In an effort to make us gals even MORE obsessed with Girl Scout cookies, Jezebel ( has taken this infatuation one step further by asking women to channel their inner most thoughts and feelings into one particular flavor of Girl Scout Cookie.

Learn how you and your Thin Mints may have more in common than you think by taking the quiz here.

Have a delicious weekend Yummies!

Tuesday, February 5, 2013

The San Francisco 49ers may have lost the Super Bowl but JELL-O is determined to make them feel like winners. In a unique attempt to stand out from the crowd, JELL-O has dedicated a full :30 spot to congratulating the team on their Super Bowl loss and reward 49er fans with a JELL-O drop in the Bay Area.

Take a look…

Monday, February 4, 2013

Are your little nuggets getting tired of their little nuggets? Cheeseburgers getting cheesy? McDonald's has decided to expand the offering of their Happy Meal entrees by introducing Fish McBites. The McBites will be made with the same Alaskan Cod that is used in the Filet o'Fish sandwiches, and is part of the company's continued efforts to focus on healthy menu options.

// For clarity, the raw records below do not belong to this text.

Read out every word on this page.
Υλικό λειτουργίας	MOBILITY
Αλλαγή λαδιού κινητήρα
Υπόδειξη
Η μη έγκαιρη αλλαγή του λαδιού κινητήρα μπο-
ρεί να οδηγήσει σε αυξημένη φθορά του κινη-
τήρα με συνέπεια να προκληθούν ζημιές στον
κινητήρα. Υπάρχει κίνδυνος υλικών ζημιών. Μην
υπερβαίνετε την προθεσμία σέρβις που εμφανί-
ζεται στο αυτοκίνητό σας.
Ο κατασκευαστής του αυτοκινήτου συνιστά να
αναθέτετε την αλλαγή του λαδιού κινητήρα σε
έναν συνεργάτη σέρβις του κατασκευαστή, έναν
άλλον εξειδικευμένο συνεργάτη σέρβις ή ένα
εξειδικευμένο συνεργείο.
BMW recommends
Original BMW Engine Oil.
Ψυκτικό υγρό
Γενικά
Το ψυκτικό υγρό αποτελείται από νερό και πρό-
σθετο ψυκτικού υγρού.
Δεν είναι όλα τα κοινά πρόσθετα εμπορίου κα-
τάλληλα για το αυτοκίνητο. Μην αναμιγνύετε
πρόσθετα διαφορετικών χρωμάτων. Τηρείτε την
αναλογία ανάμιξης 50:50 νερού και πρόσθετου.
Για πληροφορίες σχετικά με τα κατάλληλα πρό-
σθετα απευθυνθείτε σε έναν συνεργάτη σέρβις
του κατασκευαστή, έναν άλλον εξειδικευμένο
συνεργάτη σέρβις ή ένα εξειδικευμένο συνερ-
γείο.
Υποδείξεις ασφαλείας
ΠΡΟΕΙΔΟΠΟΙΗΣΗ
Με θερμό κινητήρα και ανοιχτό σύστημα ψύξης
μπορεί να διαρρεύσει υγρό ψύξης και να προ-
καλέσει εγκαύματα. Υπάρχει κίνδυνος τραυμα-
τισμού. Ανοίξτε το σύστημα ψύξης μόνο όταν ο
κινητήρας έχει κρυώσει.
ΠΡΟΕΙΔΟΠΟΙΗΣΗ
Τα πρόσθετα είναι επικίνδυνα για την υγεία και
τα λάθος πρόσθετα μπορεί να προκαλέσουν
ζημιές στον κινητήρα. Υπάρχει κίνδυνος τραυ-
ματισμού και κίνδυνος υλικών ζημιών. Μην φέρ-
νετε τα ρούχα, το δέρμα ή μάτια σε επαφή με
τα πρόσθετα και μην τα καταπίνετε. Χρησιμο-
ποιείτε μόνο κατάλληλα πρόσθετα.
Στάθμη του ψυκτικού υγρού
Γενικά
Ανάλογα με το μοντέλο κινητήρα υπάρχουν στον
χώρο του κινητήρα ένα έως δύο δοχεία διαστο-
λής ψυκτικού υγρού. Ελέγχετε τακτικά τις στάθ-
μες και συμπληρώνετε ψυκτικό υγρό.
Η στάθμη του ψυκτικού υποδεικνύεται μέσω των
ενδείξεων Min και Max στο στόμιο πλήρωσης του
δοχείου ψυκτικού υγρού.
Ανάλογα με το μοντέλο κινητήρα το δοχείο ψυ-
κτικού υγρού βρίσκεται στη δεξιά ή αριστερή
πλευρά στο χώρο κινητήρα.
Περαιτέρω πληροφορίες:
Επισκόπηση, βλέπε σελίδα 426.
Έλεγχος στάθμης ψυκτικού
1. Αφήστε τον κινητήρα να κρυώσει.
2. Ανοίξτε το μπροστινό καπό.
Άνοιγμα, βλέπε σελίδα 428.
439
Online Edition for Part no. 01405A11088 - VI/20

The introduction of Fish McBites will roll out slowly to restaurants across America in 10, 15 and 30 piece meals.

Sunday, February 3, 2013

If you're an avid reader of ours, you'll remember our weekly NFL Chili Cookoff posts from earlier this season. Every team was represented with an original Yumology recipe, and 32 pots later we had a full roster of chili legends.

Today we're back in the kitchen, cooking up the chili recipes that represent both of today's teams. We hope you'll join us and celebrate one of America's finest foodie holidays with an NFL chili of your choice.

Today, may the super bowl win.

Baltimore Crab Chili

1 cup of fresh crab meat picked clean for shells
2 tbsp of diced shallots
1 tsp of minced garlic
1/4 cup dry white wine
1/4 cup lemon juice
2 tbsp olive oil
1/2 cup of small diced red potatoes (we like to buy the very small gourmet potatoes and just slice those thin.)
1/2 cup of chopped celery
1 tin of white kidney beans
2 tins of cream of mushroom soup
1 cup of milk
1 tbsp fresh chopped parsley
1/2 tsp white pepper
1/2 tsp salt

  • In a large frying pan add the olive oil, white wine, lemon juice shallots, garlic, celery and potatoes. Let all cook thoroughly until softened.
  • Add the crab meat to the vegetable mix and toss all of the ingredients together over low heat.
  • Prepare the cream of mushroom soup by following the directions on the tin.
  • Whisk the soup and milk together as instructed on the tin, add the white pepper and salt and whisk until smooth.
  • Add the vegetable and crab mix to the soup. 
  • Serve with toasted sourdough bread and garnish with fresh chopped parsley.

San Francisco 49ers Napa Valley Chili

1 medium pot roast
1 bottle of red wine
2 cups of beef broth
2 tbsp olive oil
2 cups of diced red potatoes
2 cups of diced tomatoes
1 cup of diced carrots
1 cup of diced celery
2 cups of diced onions
2 cups of halved grapes
1 tsp salt
1 tsp pepper
1 tsp garlic
1 tsp oregano

  • Mix the spices together in a separate bowl.
  • Drizzle the olive oil over the pot roast then rub the spices all over the meat.
  • Add the meat to a large oven safe cooking pot.
  • Surround the meat in the chopped vegetables and potatoes.
  • Pour an entire bottle of red wine over the meat and veggies.
  • Cook in the oven at 300 for 4-6 hours.
  • Remove from oven stir in the grapes and serve.